“Dry Powder” at The Alley Theatre
Dry Powder refers to “the amount of capital available for a private equity firm to invest.” In the play by the same name, penned by Sarah Burgess, we meet players in such a firm. According to the program this is the first professional production of the play since its world premiere at The Public Theater in Gotham last year.
In business, be friendly but not familiar.
Alley Theatre regulars Elizabeth Bunch, Jay Sullivan and John Feltch are front and center as members of the firm while Chris Hutchinson plays the regular guy brah, owner of a designer luggage company, who thinks he’s guaranteeing his employees an afterlife. The reality is everything and everybody has a price in Burgess’ acerbic take down of Wall Street attitudes.
The set alternates between the office of CEO Rick (Feltch) that slides with an eloquent slickness from the rear to the front of the stage, and a smaller space that an elevator thrusts up rapidly stage front alternately depicting a bar stool or airport waiting seats. The lighting stares down on the actors with the unfeeling shadowlessness of a world bathed in fluorescent iridescence. Just for the record, the word shadowlessness will not be found in a Scrabble dictionary, but it exists to describe real but hollow atmospheres that the characters of Dry Powder inhabit.
Rick’s junior associates Seth (Sullivan) and Jenny (Bunch) are night and day – he wants to save the company the firm is skewering while she wants to gut the floundering fish. Jeff (Hutchinson) thinks he’s made a quantum leap in the financial continuance of his suitcase company, but the subtext of his dialogue reveals a person who just might want to retire with a nest egg and his wife to his not-really-making-a-profit winery.
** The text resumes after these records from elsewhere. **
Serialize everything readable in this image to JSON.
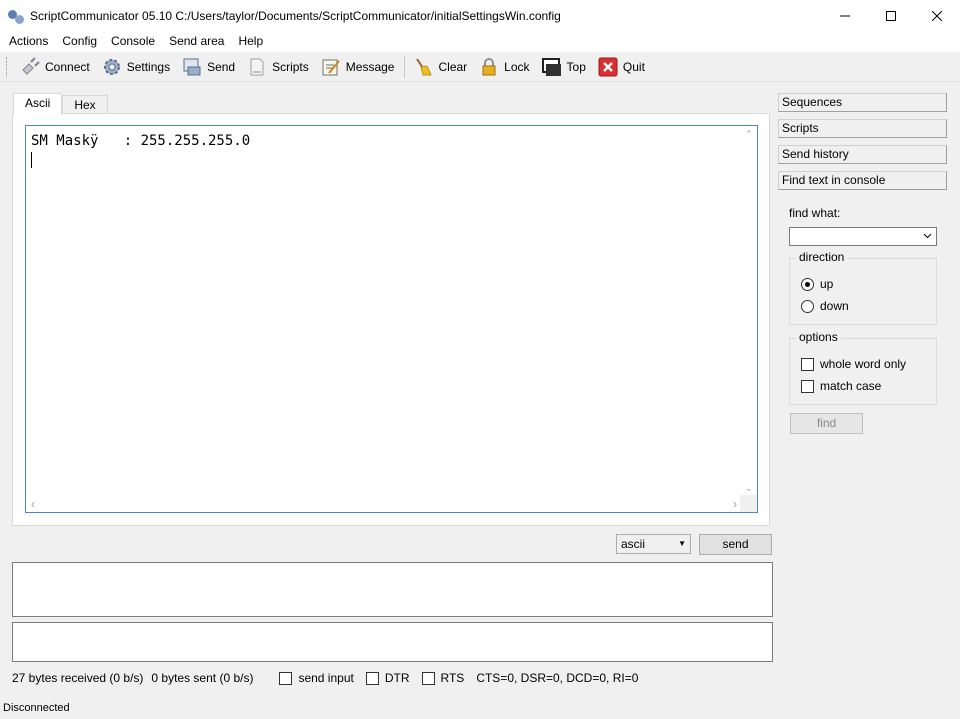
{
  "window": {
    "title": "ScriptCommunicator 05.10  C:/Users/taylor/Documents/ScriptCommunicator/initialSettingsWin.config",
    "minimize_icon": "minimize-icon",
    "maximize_icon": "maximize-icon",
    "close_icon": "close-icon"
  },
  "menu": [
    "Actions",
    "Config",
    "Console",
    "Send area",
    "Help"
  ],
  "toolbar": {
    "connect": "Connect",
    "settings": "Settings",
    "send": "Send",
    "scripts": "Scripts",
    "message": "Message",
    "clear": "Clear",
    "lock": "Lock",
    "top": "Top",
    "quit": "Quit"
  },
  "tabs": [
    "Ascii",
    "Hex"
  ],
  "console": {
    "text": "SM Maskÿ   : 255.255.255.0"
  },
  "send_row": {
    "format": "ascii",
    "send_label": "send"
  },
  "status_line": {
    "received": "27 bytes received (0 b/s)",
    "sent": "0 bytes sent (0 b/s)",
    "send_input": "send input",
    "dtr": "DTR",
    "rts": "RTS",
    "signals": "CTS=0, DSR=0, DCD=0, RI=0"
  },
  "status_bar": "Disconnected",
  "right_panel": {
    "buttons": [
      "Sequences",
      "Scripts",
      "Send history",
      "Find text in console"
    ],
    "find_what": "find what:",
    "direction": {
      "title": "direction",
      "up": "up",
      "down": "down",
      "selected": "up"
    },
    "options": {
      "title": "options",
      "whole_word": "whole word only",
      "match_case": "match case"
    },
    "find_label": "find"
  }
}
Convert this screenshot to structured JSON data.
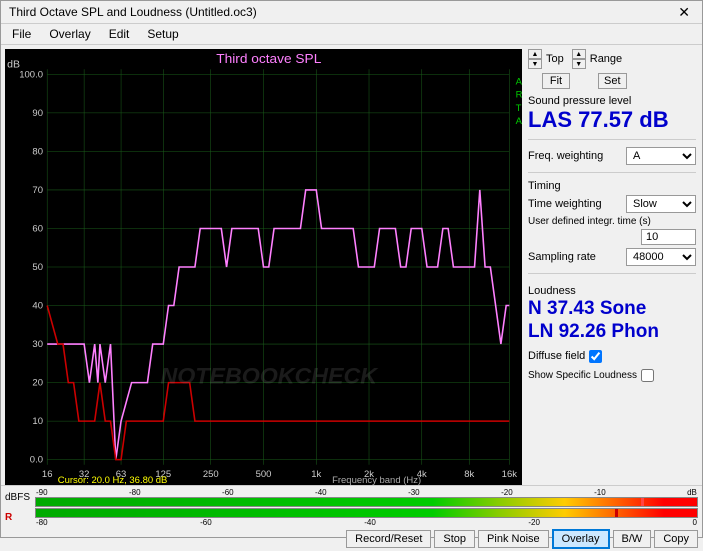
{
  "window": {
    "title": "Third Octave SPL and Loudness (Untitled.oc3)",
    "close_label": "✕"
  },
  "menu": {
    "items": [
      "File",
      "Overlay",
      "Edit",
      "Setup"
    ]
  },
  "chart": {
    "title": "Third octave SPL",
    "y_label": "dB",
    "arta_lines": [
      "A",
      "R",
      "T",
      "A"
    ],
    "cursor_info": "Cursor:  20.0 Hz, 36.80 dB",
    "freq_band_label": "Frequency band (Hz)",
    "y_ticks": [
      "100.0",
      "90",
      "80",
      "70",
      "60",
      "50",
      "40",
      "30",
      "20",
      "10",
      "0.0"
    ],
    "x_ticks": [
      "16",
      "32",
      "63",
      "125",
      "250",
      "500",
      "1k",
      "2k",
      "4k",
      "8k",
      "16k"
    ]
  },
  "controls": {
    "top_label": "Top",
    "fit_label": "Fit",
    "range_label": "Range",
    "set_label": "Set"
  },
  "spl": {
    "section_label": "Sound pressure level",
    "value": "LAS 77.57 dB",
    "freq_weighting_label": "Freq. weighting",
    "freq_weighting_value": "A"
  },
  "timing": {
    "section_label": "Timing",
    "time_weighting_label": "Time weighting",
    "time_weighting_value": "Slow",
    "integr_time_label": "User defined integr. time (s)",
    "integr_time_value": "10",
    "sampling_rate_label": "Sampling rate",
    "sampling_rate_value": "48000"
  },
  "loudness": {
    "section_label": "Loudness",
    "value_line1": "N 37.43 Sone",
    "value_line2": "LN 92.26 Phon",
    "diffuse_field_label": "Diffuse field",
    "diffuse_field_checked": true,
    "show_specific_label": "Show Specific Loudness",
    "show_specific_checked": false
  },
  "meter": {
    "dBFS_label": "dBFS",
    "r_label": "R",
    "tick_labels": [
      "-90",
      "-80",
      "-60",
      "-40",
      "-30",
      "-20",
      "-10",
      "dB"
    ],
    "r_tick_labels": [
      "-80",
      "-60",
      "-40",
      "-20",
      "0"
    ],
    "db_end": "dB"
  },
  "buttons": {
    "record_reset": "Record/Reset",
    "stop": "Stop",
    "pink_noise": "Pink Noise",
    "overlay": "Overlay",
    "bw": "B/W",
    "copy": "Copy"
  },
  "watermark": "NOTEBOOKCHECK"
}
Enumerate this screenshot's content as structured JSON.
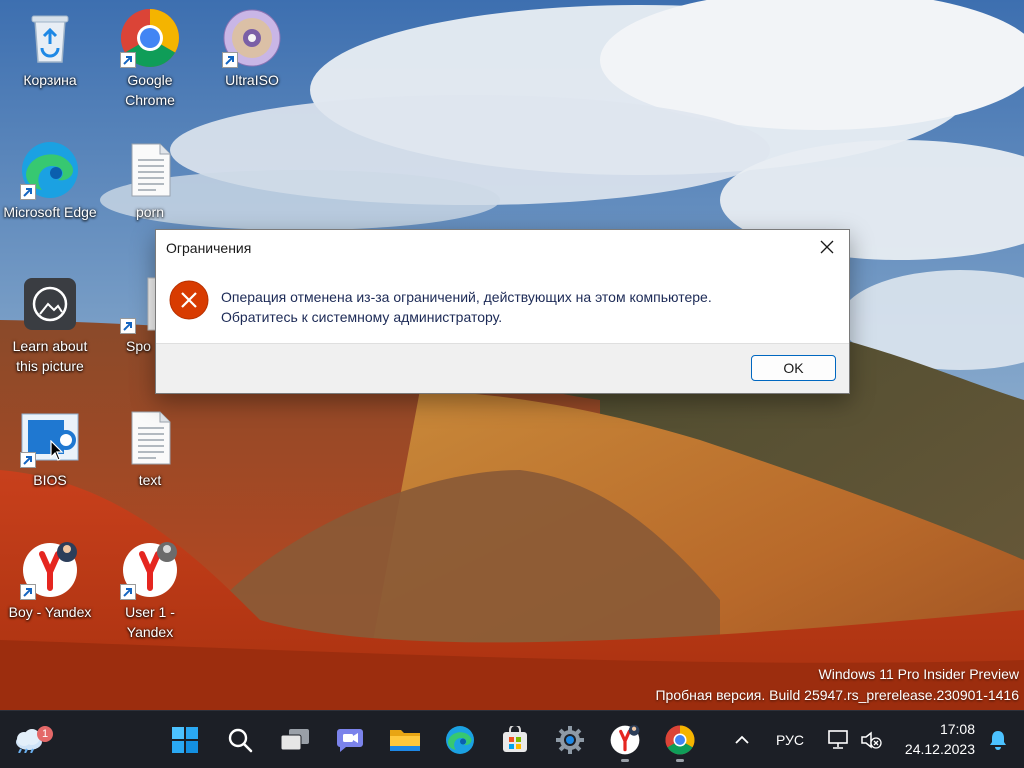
{
  "desktop": {
    "icons": [
      {
        "label": "Корзина"
      },
      {
        "label": "Google Chrome"
      },
      {
        "label": "UltraISO"
      },
      {
        "label": "Microsoft Edge"
      },
      {
        "label": "porn"
      },
      {
        "label": "Learn about this picture"
      },
      {
        "label": "Spo"
      },
      {
        "label": "BIOS"
      },
      {
        "label": "text"
      },
      {
        "label": "Boy - Yandex"
      },
      {
        "label": "User 1 - Yandex"
      }
    ]
  },
  "dialog": {
    "title": "Ограничения",
    "message_line1": "Операция отменена из-за ограничений, действующих на этом компьютере.",
    "message_line2": "Обратитесь к системному администратору.",
    "ok_label": "OK",
    "icon": "error-icon"
  },
  "watermark": {
    "line1": "Windows 11 Pro Insider Preview",
    "line2": "Пробная версия. Build 25947.rs_prerelease.230901-1416"
  },
  "taskbar": {
    "weather_badge": "1",
    "apps": [
      "start-icon",
      "search-icon",
      "task-view-icon",
      "chat-icon",
      "file-explorer-icon",
      "edge-icon",
      "store-icon",
      "settings-icon",
      "yandex-icon",
      "chrome-icon"
    ],
    "tray": {
      "language": "РУС",
      "time": "17:08",
      "date": "24.12.2023"
    }
  },
  "colors": {
    "taskbar_bg": "#1c1f26",
    "error_red": "#d83b01",
    "accent": "#0067c0"
  }
}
Burgess’ words have comic implications like when Seth confides he wants to be rich and retired at 60 only to have Jenny, brandishing her cell phone, ask him to say that again so she can set an alarm on her personal calendar. Also it appears that the firm’s characters never pocket their smart phones, they’re always in their hands. When Rick angrily slams his phone on his desk face down the impact surely has cracked the protective glass. “Get me another,” Rick tells Seth, totally reducing him from an executive to a messenger boy. Seth meekly informs his boss, “It will be here in 40 minutes.”
The more you are familiar with fiduciary jargon the easier Dry Powder is to understand. Not to worry for those who’ve never set foot in this Big Short universe. Burgess has a way of making the back and forth conversation bring out the emotions associated with greed. The intent was always to take a commercial entity of 600-plus employees and reduce the workforce to a dozen or so functionaries, half of them working out of China and whatever other country they unload their assets.
Burgess states her next play will concern lobbyists suggesting her whip crack analysis of the corridors of money is only beginning.
Dry Powder runs through February 12 at the Alley Theatre.